Stable cell lines overexpressing PCIF1 WT or catalytically inactive mutant proteins were generated through retroviral infection. The coding sequence of human PCIF1 fused to a N-terminal 3X FLAG tag sequence that was cloned into the pBABE-puro retroviral vector (Addgene, 1764). Retroviral particles were generated in HEK293T cells through co-transfection of the packaging vectors pMD2.G (12259, Addgene) and pUMVC (8449, Addgene) with the appropriate pBABE-puro vectors. HEK293T and Hela cells were infected with retroviral particles of pBABE-puro-3X-FLAG-PCIF1 WT or pBABE-puro-3X-FLAG-PCIF1 SPPG or control pBABE-puro empty vector, followed by puromycin selection (1μg/ml).
Cells were maintained at 70-80% confluency before harvesting for mRNA purification. Two rounds of poly(A) mRNA isolation from mammalian cells was performed using oligo d(T)25 Magnetic mRNA isolation kit (NEB), according to the manufacturer’s instructions.
Protein expression and purification
The coding sequence of human PCIF1 was cloned as an in-frame fusion to the GST tagged vector pGEX-4T1. The catalytic site NPPF was mutated to APPA or SPPG thru site-directed mutagenesis using the Q5 mutagenesis kit (NEB), according to the manufacturer’s instructions.
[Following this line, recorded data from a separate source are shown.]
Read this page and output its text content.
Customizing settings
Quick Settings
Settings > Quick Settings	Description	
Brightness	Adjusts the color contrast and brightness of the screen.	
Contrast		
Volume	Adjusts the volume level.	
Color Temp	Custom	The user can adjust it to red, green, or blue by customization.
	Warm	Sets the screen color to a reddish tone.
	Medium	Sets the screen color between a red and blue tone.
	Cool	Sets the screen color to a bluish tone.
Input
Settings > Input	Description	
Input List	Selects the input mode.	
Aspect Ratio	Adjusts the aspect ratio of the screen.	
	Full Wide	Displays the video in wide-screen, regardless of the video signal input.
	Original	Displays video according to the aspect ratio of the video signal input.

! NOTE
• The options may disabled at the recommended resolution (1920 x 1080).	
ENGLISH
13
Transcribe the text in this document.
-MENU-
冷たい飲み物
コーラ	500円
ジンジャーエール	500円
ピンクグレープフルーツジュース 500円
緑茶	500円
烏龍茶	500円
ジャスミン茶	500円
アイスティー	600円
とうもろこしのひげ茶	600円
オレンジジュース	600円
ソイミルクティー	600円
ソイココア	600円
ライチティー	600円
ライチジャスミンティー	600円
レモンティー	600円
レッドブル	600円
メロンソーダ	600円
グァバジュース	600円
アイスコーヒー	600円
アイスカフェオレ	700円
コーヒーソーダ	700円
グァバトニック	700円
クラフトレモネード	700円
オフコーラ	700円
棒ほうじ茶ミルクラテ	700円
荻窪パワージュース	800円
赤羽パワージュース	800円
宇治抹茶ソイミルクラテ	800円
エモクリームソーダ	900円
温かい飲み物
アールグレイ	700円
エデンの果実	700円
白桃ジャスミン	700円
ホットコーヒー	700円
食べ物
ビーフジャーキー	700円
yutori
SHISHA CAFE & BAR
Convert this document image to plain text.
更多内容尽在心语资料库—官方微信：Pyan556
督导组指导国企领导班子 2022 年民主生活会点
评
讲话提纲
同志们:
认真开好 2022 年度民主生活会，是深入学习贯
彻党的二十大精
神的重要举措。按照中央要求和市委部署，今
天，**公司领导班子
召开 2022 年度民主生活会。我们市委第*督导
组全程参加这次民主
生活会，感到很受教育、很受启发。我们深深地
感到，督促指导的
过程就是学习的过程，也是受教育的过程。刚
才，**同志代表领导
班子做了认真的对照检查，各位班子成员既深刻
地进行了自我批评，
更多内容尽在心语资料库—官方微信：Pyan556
Recombinant GST-PCIF1 wild-type and catalytically inactive mutant proteins were expressed in E. coli T7 Express lysY. Overnight induction of protein expression was carried out with 0.5 mM IPTG at 18 °C. Bacteria were harvested at 4000 rpm, 4°C and the cell pellet was resuspended in protein purification lysis buffer (50 mM Tris-HCl pH 7.5, 0.25 M NaCl, 0.1% Triton-X, 1 mM PMSF, 1 mM DTT, and protease inhibitors). The lysate was sonicated 6 times in 30 seconds on/off cycles and then centrifuged at 12,000 rpm for 20 minutes. Lysates were incubated with glutathione Sepharose 4B beads (Sigma). Proteins and beads were washed 3 times with protein purification lysis buffer before incubating the beads with elution buffer (12 mg/ml Glutathione in protein purification lysis buffer, pH 8.0) for 30 minutes. Eluates were dialyzed overnight at 4 °C with enzyme storage buffer (40 mM Tris-HCl pH 8.0, 110 mM NaCl, 2.2 mM KCl, 1 mM DTT, 20% glycerol) and were subsequently stored at −80°C. Bradford assays and SDS-page gel electrophoresis followed by Coomassie staining was performed to determine integrity and quantity of purified proteins.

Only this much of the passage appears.